Foster plays a 12-year-old girl facing imminent death because of heart problems, and Harris plays her anguished father, a professional writer who buys a lake house so his daughter’s last summer on earth is peaceful. Foster, who was already a veteran child actor by the time she made this film, delivers confident and sensitive work that embellishes her status as one of the most impressive youth performers ever to work in Hollywood. Even though her character is preternaturally sophisticated, Foster makes the role feel as organic as possible by tapping into her own natural intelligence—and if her acting never tugs at the heartstrings, per se, that’s a compliment to the good taste she exhibits, since Foster never takes cheap emotional shots for schmaltzy effect. Harris, meanwhile, provides the opposite of realism, opting instead for grandiose romanticism. Brooding around the film’s lovely Nova Scotia locations while reciting poetry, singing, and spinning imaginative stories for the amusement of Foster’s character, Harris incarnates a Superdad who devotes his life to filling each of his little girl’s final moments with laughter and wonderment. Whether this characterization comes across as endearing or overbearing is entirely a matter of taste, but none would dispute the assertion that Harris attacks his role with gusto.

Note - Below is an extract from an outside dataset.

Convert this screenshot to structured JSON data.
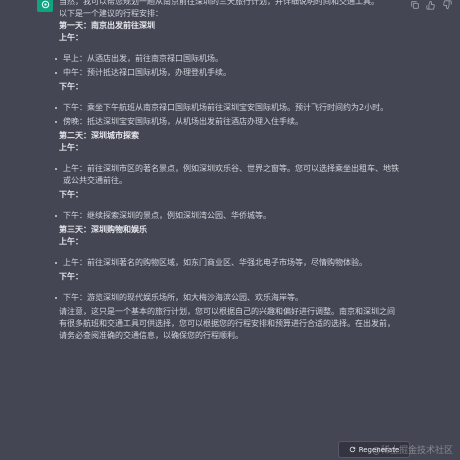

Given the film’s focus on an intense father-daughter connection, it falls to poor costar Lois Nettleton, playing the mother of the story’s central family, to function as the de facto villain, a woman mired in denial and depression. The process of bringing Nettleton’s character around to grace (a word sprinkled liberally through the movie’s dialogue) is highly contrived, culminating in a silly final scene of a play-within-a-play presented for the benefit of the dying girl. Despite its sincere intentions, alas, Echoes of a Summer is ultimately as affected and trite as the awful theme song that plays over the opening and closing credits, written and sung (if that’s the right word) by Harris.